Contrairement aux crises financières dont les effets peuvent se concrétiser après un certain temps, celle induite par la COVID-19 provoque des effets déjà visibles. Ainsi, des secteurs comme ceux de la restauration, de l’hôtellerie et du commerce du détail, qui comprennent un grand nombre d’employés à faible salaire, au statut précaire, aux avantages sociaux limités, sans protection syndicale et à qui il n’est pas nécessairement possible ou permis d’avoir recours au télétravail seront sévèrement touchés par le ralentissement économique.

Les organismes sans but lucratif du secteur communautaire souffrent également des nécessaires mises en quarantaine qui les privent des bénévoles et des levées de fonds, essentiels au maintien de leurs activités de soutien aux populations vulnérables.

Rappelons également que les personnes qui se trouvent à l’intersection de plusieurs des caractéristiques des populations vulnérables, par exemple les femmes immigrantes à faible revenu, présentent un risque encore plus grand de souffrir des conséquences de la crise actuelle.

 

Les mesures potentielles

Les gouvernements fédéraux et provinciaux ont rapidement pris des mesures pour venir en aide à la population, dont certaines se trouvaient dans notre analyse. Si nous saluons ces initiatives, plusieurs mesures additionnelles pourraient probablement être adoptées, comme la création d’un comité consultatif réunissant les principaux experts et organisations œuvrant auprès des plus vulnérables afin d’identifier en temps réel les enjeux auxquels ces groupes font face, de produire des analyses pour mieux évaluer leurs besoins et l’impact des mesures.

De plus, le renforcement de la coopération internationale permettrait d’aider les pays aux moyens plus limités pour lutter contre l’épidémie, sous forme d’aide matérielle ou financière, mais également par le partage bidirectionnel de connaissances et d’expertise.

Un soutien économique envers les secteurs de l’économie les plus touchés nous semble également particulièrement pertinent. À cet égard, il serait possible de favoriser une activité économique permettant de mitiger les effets négatifs de son ralentissement, en offrant aux entreprises une aide financière conditionnée au maintien en emploi des employés, des accommodements sur les horaires et les conditions de travail et en créant des emplois publics.
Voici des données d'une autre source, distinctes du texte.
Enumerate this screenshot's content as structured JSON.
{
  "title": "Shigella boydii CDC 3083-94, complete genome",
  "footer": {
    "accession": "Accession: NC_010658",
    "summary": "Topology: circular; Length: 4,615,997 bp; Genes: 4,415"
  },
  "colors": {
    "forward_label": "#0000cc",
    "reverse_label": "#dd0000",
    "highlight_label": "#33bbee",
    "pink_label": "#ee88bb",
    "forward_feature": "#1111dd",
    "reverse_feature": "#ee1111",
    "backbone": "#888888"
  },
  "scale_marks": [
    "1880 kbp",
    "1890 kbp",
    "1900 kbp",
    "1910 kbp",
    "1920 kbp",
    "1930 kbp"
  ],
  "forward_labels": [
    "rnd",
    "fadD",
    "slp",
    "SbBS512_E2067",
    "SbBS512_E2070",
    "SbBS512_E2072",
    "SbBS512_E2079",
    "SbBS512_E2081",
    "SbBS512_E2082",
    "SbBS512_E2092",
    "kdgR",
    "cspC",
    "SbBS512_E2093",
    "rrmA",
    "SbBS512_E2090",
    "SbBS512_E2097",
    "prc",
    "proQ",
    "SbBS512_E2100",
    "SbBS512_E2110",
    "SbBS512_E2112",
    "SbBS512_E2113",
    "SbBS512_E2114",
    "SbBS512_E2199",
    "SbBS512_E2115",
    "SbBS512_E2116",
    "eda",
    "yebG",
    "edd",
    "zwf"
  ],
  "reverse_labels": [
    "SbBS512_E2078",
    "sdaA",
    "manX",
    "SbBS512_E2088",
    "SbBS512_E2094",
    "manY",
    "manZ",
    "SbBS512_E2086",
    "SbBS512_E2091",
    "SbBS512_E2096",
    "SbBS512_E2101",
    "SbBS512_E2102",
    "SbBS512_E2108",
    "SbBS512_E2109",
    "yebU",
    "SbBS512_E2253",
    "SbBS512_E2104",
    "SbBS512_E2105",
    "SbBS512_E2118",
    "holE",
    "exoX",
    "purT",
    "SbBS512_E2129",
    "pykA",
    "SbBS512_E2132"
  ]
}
Par ailleurs, au vu des difficultés auxquelles le secteur communautaire fait face et de la pertinence des services qu’il offre aux populations vulnérables, un soutien accru aux organismes qui le composent nous semble particulièrement judicieux.

Nous proposons également de mettre en place une protection des consommateurs face à leurs créanciers, notamment par un moratoire temporaire sur les obligations financières désormais impossibles à atteindre pour les personnes les plus durement touchés et en s’assurant que les agences de crédit ne pénalisent pas la cote de crédit de ces personnes.

 

Prenez note que cet article publié en 2020 pourrait contenir des informations qui ne sont plus à jour.


[1] Nadine Maltais. « Quelques données sur les liens sociaux au Québec » [présentation]. 22e Journées annuelles de santé publique, 5 décembre 2018. EN LIGNE.

[2] Samir Djidel, Burton Gustajtis, Andrew Heisz, Keith Lam, Isabelle Marchand et Sarah McDermott (2020). Rapport du deuxième examen approfondi de la mesure fondée sur un panier de consommation. Ottawa: Statistique Canada. EN LIGNE.

[3] Sean Simpson. « Nearly Half of Canadians (48 %) Are $200 or Less Away from Financial Insolvency ». Ipsos, 28 octobre 2019. EN LIGNE.